On this note, i've noticed a surprising lack of any kind of personal stories or experiences being told about personally experiencing the consequences of this pandemic other than economic, being trapped in their home or the frustrations of pandemic life. The few people that have talked about having it, the NBA player comes to mind, have been criticised for talking about their experiences.
I've really yet to hear any actual accounts of anyone or their family being impacted directly by being sick. Which seems kind of odd for something that's supposedly ravaging the world horribly. With previous pandemics, the news loved to get the personal accounts of people. Every day there'd be new footage of hospital beds full of patients, stories about family members and their struggles etc. With this, nothing. Just some numbers being told every day, with no real verification as an excuse to enact some of the most fucked measures and legislation across the world.
For some reason it didn't even occur to me that the title might've been taken literally, but in hindsight that seems odd. I suppose if this is odd, the title can be considered clickbait.
The original title is "How Coronavirus Infected My Brain", and Hackernews stripped "how" (apparently [0] it does it automatically).
I think with "How" it definitely feels like a metaphor, not like a claim about some symptom (I'm not a native speaker though!)
In hindsight, I guess, I should have edited it straightaway, but thought it wasn't a big deal at the time of posting.

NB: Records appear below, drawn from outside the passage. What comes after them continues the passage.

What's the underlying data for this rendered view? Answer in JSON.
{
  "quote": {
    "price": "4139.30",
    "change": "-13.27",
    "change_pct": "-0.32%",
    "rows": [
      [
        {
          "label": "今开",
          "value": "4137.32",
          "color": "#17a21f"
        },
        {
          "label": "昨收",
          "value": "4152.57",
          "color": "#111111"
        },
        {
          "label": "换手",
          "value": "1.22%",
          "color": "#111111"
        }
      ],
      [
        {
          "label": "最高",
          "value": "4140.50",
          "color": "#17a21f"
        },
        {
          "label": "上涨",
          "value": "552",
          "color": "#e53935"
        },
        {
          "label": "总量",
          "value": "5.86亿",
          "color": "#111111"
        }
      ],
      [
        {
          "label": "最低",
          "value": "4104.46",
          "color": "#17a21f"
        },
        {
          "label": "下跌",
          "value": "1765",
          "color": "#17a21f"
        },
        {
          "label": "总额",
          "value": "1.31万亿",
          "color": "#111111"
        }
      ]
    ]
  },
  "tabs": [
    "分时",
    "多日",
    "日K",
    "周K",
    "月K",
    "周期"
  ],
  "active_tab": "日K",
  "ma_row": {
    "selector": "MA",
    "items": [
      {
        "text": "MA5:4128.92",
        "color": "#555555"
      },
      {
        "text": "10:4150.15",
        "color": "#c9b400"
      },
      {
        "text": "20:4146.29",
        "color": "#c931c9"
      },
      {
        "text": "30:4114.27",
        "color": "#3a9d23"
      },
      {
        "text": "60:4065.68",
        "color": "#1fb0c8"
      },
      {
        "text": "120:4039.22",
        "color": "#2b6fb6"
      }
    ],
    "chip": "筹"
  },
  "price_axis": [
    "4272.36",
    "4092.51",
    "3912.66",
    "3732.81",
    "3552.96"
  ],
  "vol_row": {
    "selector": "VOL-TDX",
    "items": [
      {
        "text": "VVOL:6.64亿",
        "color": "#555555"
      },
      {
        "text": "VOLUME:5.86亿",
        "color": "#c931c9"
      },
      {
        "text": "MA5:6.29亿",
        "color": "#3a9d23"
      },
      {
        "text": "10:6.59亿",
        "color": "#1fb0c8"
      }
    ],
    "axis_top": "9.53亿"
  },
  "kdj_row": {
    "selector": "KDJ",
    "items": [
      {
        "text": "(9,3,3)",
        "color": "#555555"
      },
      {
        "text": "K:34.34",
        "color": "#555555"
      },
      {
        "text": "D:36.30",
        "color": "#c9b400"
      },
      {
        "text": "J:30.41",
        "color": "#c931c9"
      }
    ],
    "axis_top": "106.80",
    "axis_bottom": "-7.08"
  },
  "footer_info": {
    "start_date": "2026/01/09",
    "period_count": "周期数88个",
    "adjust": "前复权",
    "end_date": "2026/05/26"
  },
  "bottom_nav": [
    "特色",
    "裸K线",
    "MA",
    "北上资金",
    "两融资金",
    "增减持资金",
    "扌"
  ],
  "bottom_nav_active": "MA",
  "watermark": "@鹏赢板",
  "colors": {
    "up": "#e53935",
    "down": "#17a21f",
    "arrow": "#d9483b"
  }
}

The "how" doesn't make as much difference as you imagine. That still sounds like "The exact medical pathway by which I acquired an honest to God brain infection." It really doesn't clear it up.
(I'm only replying because you say you aren't a native speaker. The word doesn't really add clarity in this case.)
"Slight difference" isn't very different from "it doesn't make as much difference as you imagine."
I'm not claiming it makes absolutely no difference to anyone ever.
I've been caught by the fact that HN strips out "how" at the start of a title, stopped and thought about it and, in most cases, concluded it didn't really add anything of value to the title.
The post is about anxiety causing them to slip into old bad habits, not about a brain infection.
It's really more like "How a global pandemic is affecting my mind and personal habits."